Brüssel –

Europa streitet über Kontrolle der Außengrenzen

| Lesedauer: 2 Minuten
Knut Pries

Vorschlag der Kommission stößt auf Widerstand

Brüssel.  Die Europäische Union steht in der Flüchtlingspolitik vor einem Grundsatzstreit um die Kontrolle ihrer Außengrenzen. Der Zwangseinsatz von EU-Grenzern ist der umstrittenste Punkt im Vorschlag der EU-Kommission für ein verstärktes gemeinsames Management der Außengrenzen. Hintergrund ist die stark lückenhafte Erfassung von Flüchtlingen in Italien und vor allem in Griechenland. Nach den Vorstellungen der Kommission soll nun eine neue „Europäische Grenz- und Küstenschutzagentur“ aufgebaut werden. Nötig sei eine mindestens 1500 Mann starke Eingreiftruppe, die binnen drei Tagen eingesetzt werden kann, wo nationaler Grenzschutz versagt.

„In dringenden Fällen muss die Agentur in der Lage sein einzuschreiten, um sicherzustellen, dass vor Ort gehandelt wird, auch wenn es keine Hilfsanfrage des Mitgliedsstaats gibt“, heißt es in der offiziellen Ankündigung der Kommission. Einen solchen Antrag auf Unterstützung durch die bisherige Grenzagentur Frontex hatte Athen erst nach langem Zögern und auf massiven Druck der Mitgliedsstaaten hin gestellt. Kommissionsvize Frans Timmermans verteidigte die geplante Frontex-Aufwertung vor dem Europa-Parlament. Es handle sich um „ein Sicherheitsnetz, das hoffentlich nie benutzt werden muss“.

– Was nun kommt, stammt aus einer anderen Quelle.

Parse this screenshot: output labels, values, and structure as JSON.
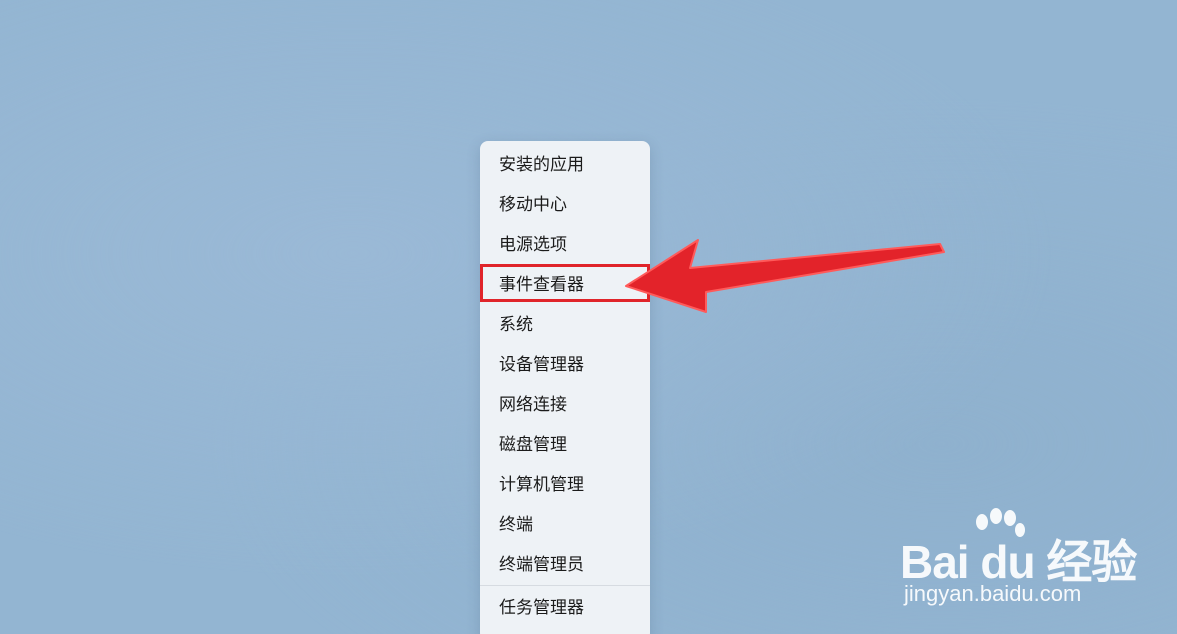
{
  "context_menu": {
    "items": [
      {
        "label": "安装的应用"
      },
      {
        "label": "移动中心"
      },
      {
        "label": "电源选项"
      },
      {
        "label": "事件查看器",
        "highlighted": true
      },
      {
        "label": "系统"
      },
      {
        "label": "设备管理器"
      },
      {
        "label": "网络连接"
      },
      {
        "label": "磁盘管理"
      },
      {
        "label": "计算机管理"
      },
      {
        "label": "终端"
      },
      {
        "label": "终端管理员"
      },
      {
        "label": "任务管理器"
      }
    ]
  },
  "annotation": {
    "highlight_color": "#e0242a",
    "arrow_icon": "red-arrow-icon"
  },
  "watermark": {
    "logo_text": "Bai du 经验",
    "url": "jingyan.baidu.com"
  }
}
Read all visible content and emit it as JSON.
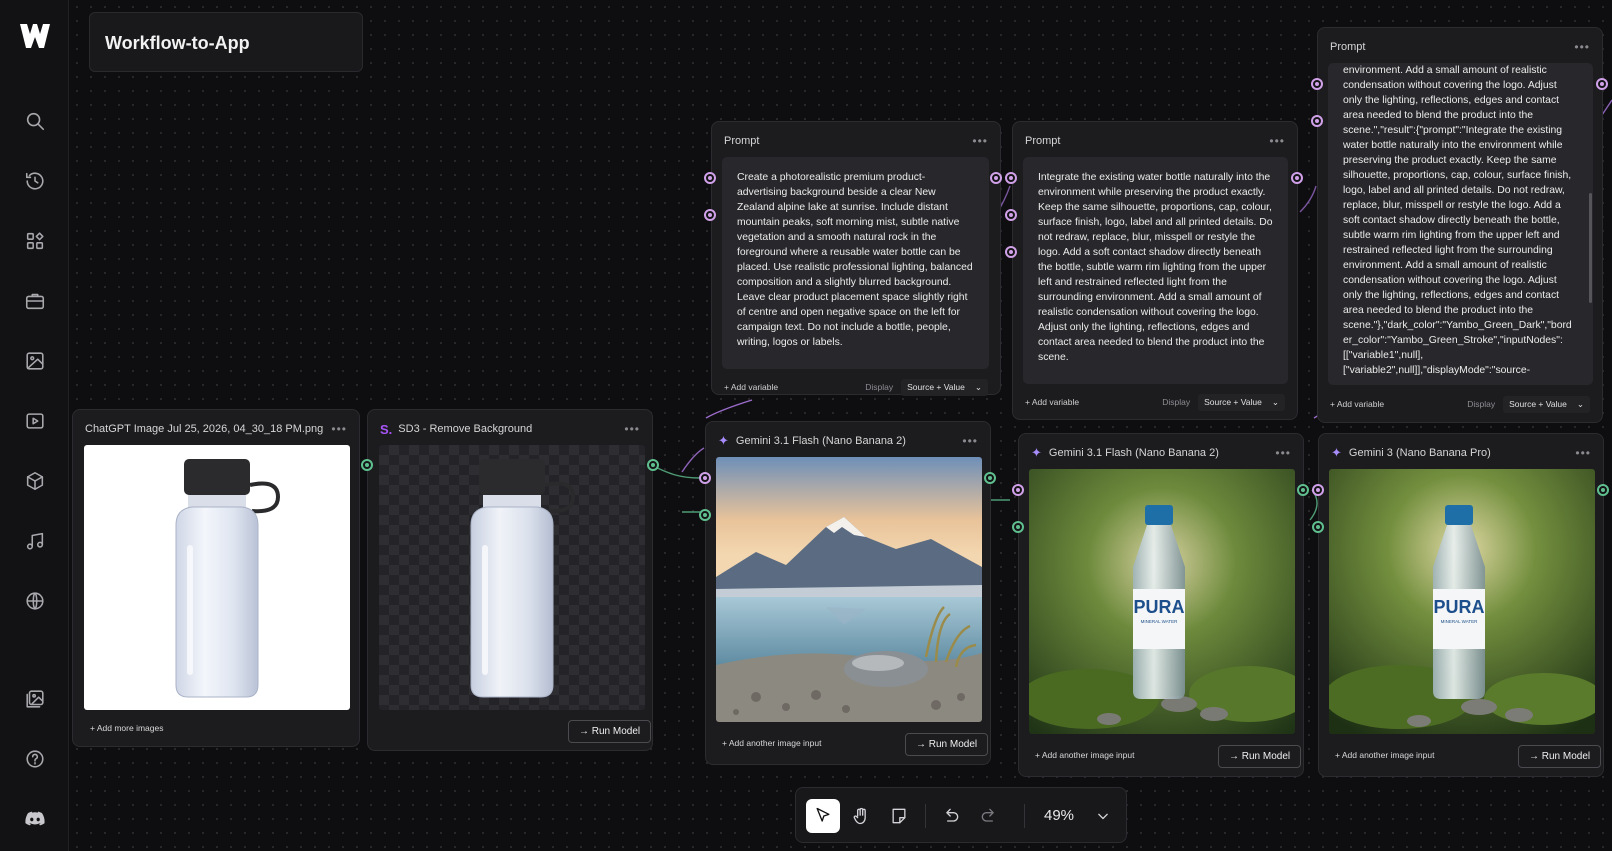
{
  "app": {
    "title": "Workflow-to-App",
    "sidebar_icons": [
      "logo-icon",
      "search-icon",
      "history-icon",
      "apps-icon",
      "toolbox-icon",
      "image-icon",
      "video-icon",
      "cube-icon",
      "music-icon",
      "globe-icon",
      "gallery-icon",
      "help-icon",
      "discord-icon"
    ]
  },
  "nodes": {
    "image_input": {
      "title": "ChatGPT Image Jul 25, 2026, 04_30_18 PM.png",
      "add_label": "+ Add more images"
    },
    "remove_bg": {
      "badge": "S.",
      "title": "SD3 - Remove Background",
      "run_label": "→ Run Model"
    },
    "prompt1": {
      "title": "Prompt",
      "text": "Create a photorealistic premium product-advertising background beside a clear New Zealand alpine lake at sunrise. Include distant mountain peaks, soft morning mist, subtle native vegetation and a smooth natural rock in the foreground where a reusable water bottle can be placed. Use realistic professional lighting, balanced composition and a slightly blurred background. Leave clear product placement space slightly right of centre and open negative space on the left for campaign text. Do not include a bottle, people, writing, logos or labels.",
      "add_variable": "+ Add variable",
      "display_label": "Display",
      "display_value": "Source + Value"
    },
    "prompt2": {
      "title": "Prompt",
      "text": "Integrate the existing water bottle naturally into the environment while preserving the product exactly. Keep the same silhouette, proportions, cap, colour, surface finish, logo, label and all printed details. Do not redraw, replace, blur, misspell or restyle the logo. Add a soft contact shadow directly beneath the bottle, subtle warm rim lighting from the upper left and restrained reflected light from the surrounding environment. Add a small amount of realistic condensation without covering the logo. Adjust only the lighting, reflections, edges and contact area needed to blend the product into the scene.",
      "add_variable": "+ Add variable",
      "display_label": "Display",
      "display_value": "Source + Value"
    },
    "prompt3": {
      "title": "Prompt",
      "text": "environment. Add a small amount of realistic condensation without covering the logo. Adjust only the lighting, reflections, edges and contact area needed to blend the product into the scene.\",\"result\":{\"prompt\":\"Integrate the existing water bottle naturally into the environment while preserving the product exactly. Keep the same silhouette, proportions, cap, colour, surface finish, logo, label and all printed details. Do not redraw, replace, blur, misspell or restyle the logo. Add a soft contact shadow directly beneath the bottle, subtle warm rim lighting from the upper left and restrained reflected light from the surrounding environment. Add a small amount of realistic condensation without covering the logo. Adjust only the lighting, reflections, edges and contact area needed to blend the product into the scene.\"},\"dark_color\":\"Yambo_Green_Dark\",\"border_color\":\"Yambo_Green_Stroke\",\"inputNodes\":[[\"variable1\",null],[\"variable2\",null]],\"displayMode\":\"source-",
      "add_variable": "+ Add variable",
      "display_label": "Display",
      "display_value": "Source + Value"
    },
    "gemini1": {
      "title": "Gemini 3.1 Flash (Nano Banana 2)",
      "add_input": "+ Add another image input",
      "run_label": "→ Run Model"
    },
    "gemini2": {
      "title": "Gemini 3.1 Flash (Nano Banana 2)",
      "add_input": "+ Add another image input",
      "run_label": "→ Run Model",
      "bottle_brand": "PURA",
      "bottle_sub": "MINERAL WATER"
    },
    "gemini3": {
      "title": "Gemini 3 (Nano Banana Pro)",
      "add_input": "+ Add another image input",
      "run_label": "→ Run Model",
      "bottle_brand": "PURA",
      "bottle_sub": "MINERAL WATER"
    }
  },
  "toolbar": {
    "zoom": "49%",
    "tools": [
      "pointer-icon",
      "hand-icon",
      "sticky-note-icon",
      "undo-icon",
      "redo-icon",
      "chevron-down-icon"
    ]
  },
  "colors": {
    "accent": "#a855f7",
    "port_purple": "#d0a0e8",
    "port_green": "#5fbf8f"
  }
}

Gemischte Reaktionen auch im Europa-Parlament

Die Initiative entspricht einem Vorstoß Deutschlands und Frankreichs. Die Innenminister beider Länder, Thomas de Maizière und Bernard Cazeneuve, hatten in einem Schreiben an den Ministerrat und die Kommission gefordert, dass „Frontex in Ausnahmesituationen auch die Initiative für den Einsatz von Soforteinsatzteams in eigener Verantwortung ergreifen“ solle. Gesetz wird der Kommissionsentwurf aber nur mit Zustimmung der Mitgliedsstaaten und des EU-Parlaments. Die rechtskonservativen Regierungen in Polen und Ungarn haben bereits Widerstand angemeldet. Nach Auskunft von Diplomaten sind auch Tschechien, die Slowakei, Griechenland und Spanien auf Ablehnungskurs. Italien und Malta seien skeptisch.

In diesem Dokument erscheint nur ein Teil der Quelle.